Today on AirTalk, guest host Austin Cross speaks with UCLA anthropology professor and director of the new Hip Hop Initiative H. Samy Alim and legendary Public Enemy frontman and the program’s first artist-in-residence Chuck D about the vision for the program and the lasting impact of hip hop.

With files from LAist.

FilmWeek: ‘Operation Mincemeat,’ ‘Montana Story,’ ‘Mau’ And More

FilmWeek Reviews 5.13.22

Guest host John Horn and KPCC film critics Tim Cogshell and Lael Loewenstein review this weekend’s new movie releases on streaming and on demand platforms.

Joe Morton On Returning To The Stage In ‘King Lear’ And John Gould Rubin On Directing

FilmWeek Joe Morton Feature 5.13.22

Some five years ago, actor Joe Morton wasn’t working on a new TV series or movie.

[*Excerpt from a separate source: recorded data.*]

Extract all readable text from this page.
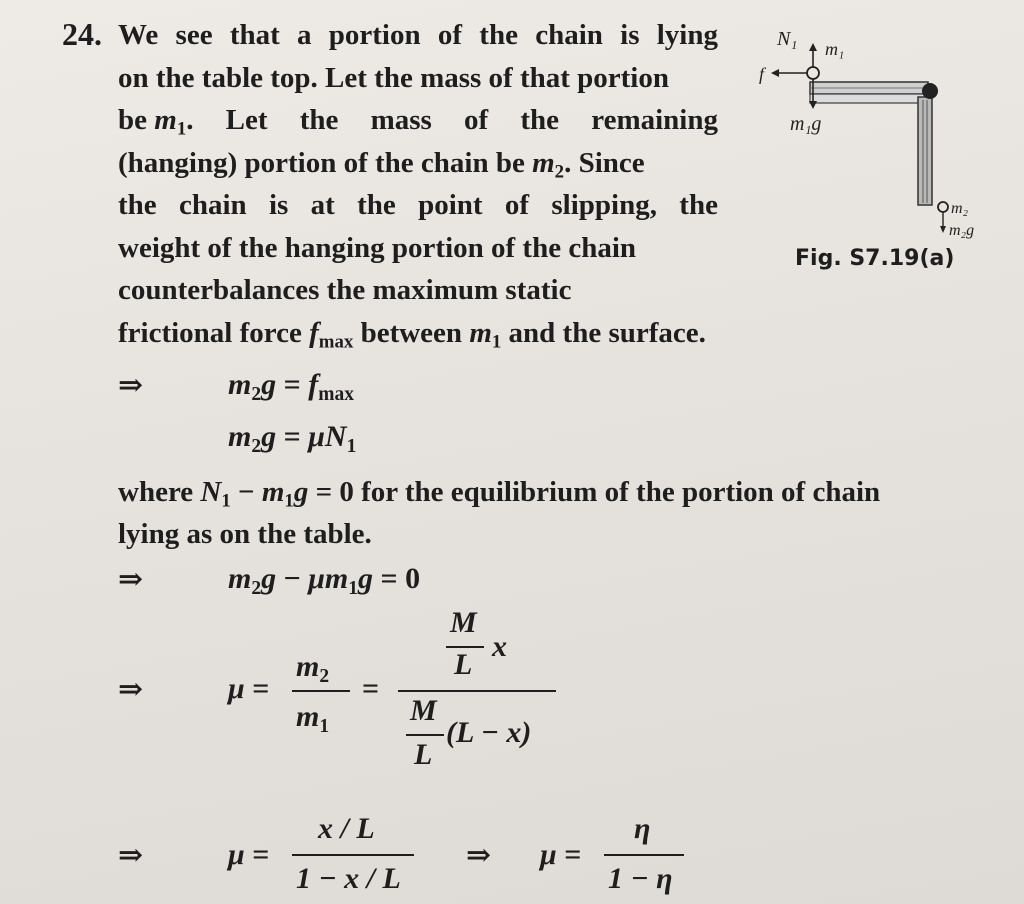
24. We see that a portion of the chain is lying
on the table top. Let the mass of that portion
be $m_1$. Let the mass of the remaining
(hanging) portion of the chain be $m_2$. Since
the chain is at the point of slipping, the
weight of the hanging portion of the chain
counterbalances the maximum static
frictional force $f_{max}$ between $m_1$ and the surface.
N₁ m₁
f
m₁g
m₂
m₂g
Fig. S7.19(a)
⇒	$m_2g = f_{max}$
$m_2g = \mu N_1$
where $N_1 - m_1g = 0$ for the equilibrium of the portion of chain
lying as on the table.
⇒	$m_2g - \mu m_1g = 0$
⇒	μ =
$m_2$
$m_1$
=
M
L
x
M
L
(L − x)
⇒	μ =
x / L
1 − x / L
⇒ μ =
η
1 − η
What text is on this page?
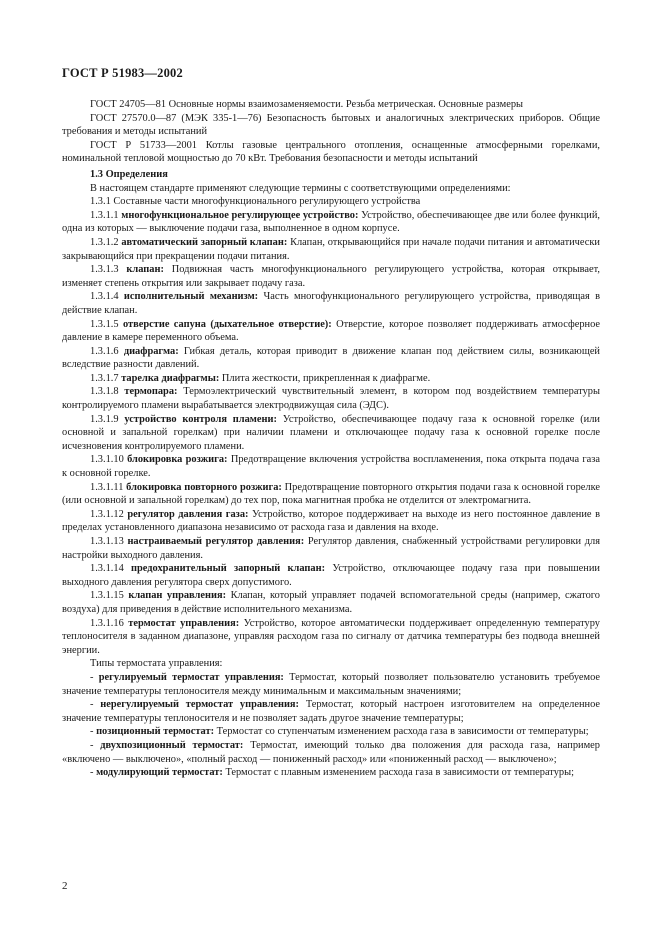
ГОСТ Р 51983—2002

ГОСТ 24705—81 Основные нормы взаимозаменяемости. Резьба метрическая. Основные размеры

ГОСТ 27570.0—87 (МЭК 335-1—76) Безопасность бытовых и аналогичных электрических приборов. Общие требования и методы испытаний

ГОСТ Р 51733—2001 Котлы газовые центрального отопления, оснащенные атмосферными горелками, номинальной тепловой мощностью до 70 кВт. Требования безопасности и методы испытаний

1.3 Определения

В настоящем стандарте применяют следующие термины с соответствующими определениями:

1.3.1 Составные части многофункционального регулирующего устройства

1.3.1.1 многофункциональное регулирующее устройство: Устройство, обеспечивающее две или более функций, одна из которых — выключение подачи газа, выполненное в одном корпусе.

1.3.1.2 автоматический запорный клапан: Клапан, открывающийся при начале подачи питания и автоматически закрывающийся при прекращении подачи питания.

1.3.1.3 клапан: Подвижная часть многофункционального регулирующего устройства, которая открывает, изменяет степень открытия или закрывает подачу газа.

1.3.1.4 исполнительный механизм: Часть многофункционального регулирующего устройства, приводящая в действие клапан.

1.3.1.5 отверстие сапуна (дыхательное отверстие): Отверстие, которое позволяет поддерживать атмосферное давление в камере переменного объема.

1.3.1.6 диафрагма: Гибкая деталь, которая приводит в движение клапан под действием силы, возникающей вследствие разности давлений.

1.3.1.7 тарелка диафрагмы: Плита жесткости, прикрепленная к диафрагме.

1.3.1.8 термопара: Термоэлектрический чувствительный элемент, в котором под воздействием температуры контролируемого пламени вырабатывается электродвижущая сила (ЭДС).

1.3.1.9 устройство контроля пламени: Устройство, обеспечивающее подачу газа к основной горелке (или основной и запальной горелкам) при наличии пламени и отключающее подачу газа к основной горелке после исчезновения контролируемого пламени.

1.3.1.10 блокировка розжига: Предотвращение включения устройства воспламенения, пока открыта подача газа к основной горелке.

1.3.1.11 блокировка повторного розжига: Предотвращение повторного открытия подачи газа к основной горелке (или основной и запальной горелкам) до тех пор, пока магнитная пробка не отделится от электромагнита.

1.3.1.12 регулятор давления газа: Устройство, которое поддерживает на выходе из него постоянное давление в пределах установленного диапазона независимо от расхода газа и давления на входе.

1.3.1.13 настраиваемый регулятор давления: Регулятор давления, снабженный устройствами регулировки для настройки выходного давления.

1.3.1.14 предохранительный запорный клапан: Устройство, отключающее подачу газа при повышении выходного давления регулятора сверх допустимого.

1.3.1.15 клапан управления: Клапан, который управляет подачей вспомогательной среды (например, сжатого воздуха) для приведения в действие исполнительного механизма.

1.3.1.16 термостат управления: Устройство, которое автоматически поддерживает определенную температуру теплоносителя в заданном диапазоне, управляя расходом газа по сигналу от датчика температуры без подвода внешней энергии.

Типы термостата управления:

- регулируемый термостат управления: Термостат, который позволяет пользователю установить требуемое значение температуры теплоносителя между минимальным и максимальным значениями;

- нерегулируемый термостат управления: Термостат, который настроен изготовителем на определенное значение температуры теплоносителя и не позволяет задать другое значение температуры;

- позиционный термостат: Термостат со ступенчатым изменением расхода газа в зависимости от температуры;

- двухпозиционный термостат: Термостат, имеющий только два положения для расхода газа, например «включено — выключено», «полный расход — пониженный расход» или «пониженный расход — выключено»;

- модулирующий термостат: Термостат с плавным изменением расхода газа в зависимости от температуры;

2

He was onstage at the Wallis Annenberg Center for the Performing Arts in Beverly Hills. Morton was playing the ground-breaking comic, writer and civil rights activist Dick Gregory in a one-person show called “Turn Me Loose.” Morton is back at the Wallis, but this play is perhaps a bit better known. The “Scandal” and “Brother from Another Planet” star is performing the title role in Shakespeare’s “King Lear.” The play is directed by John Gould Rubin, Morton’s collaborator on “Turn Me Loose.” It opens at the Wallis this weekend and runs through June 5th. Last weekend, the Wallis and KPCC hosted a donor event around the “King Lear” production, which is set a few decades in the future and is tied to climate change. KPCC’s John Horn spoke with Morton and Gould. The show opens this weekend and runs through June 5th.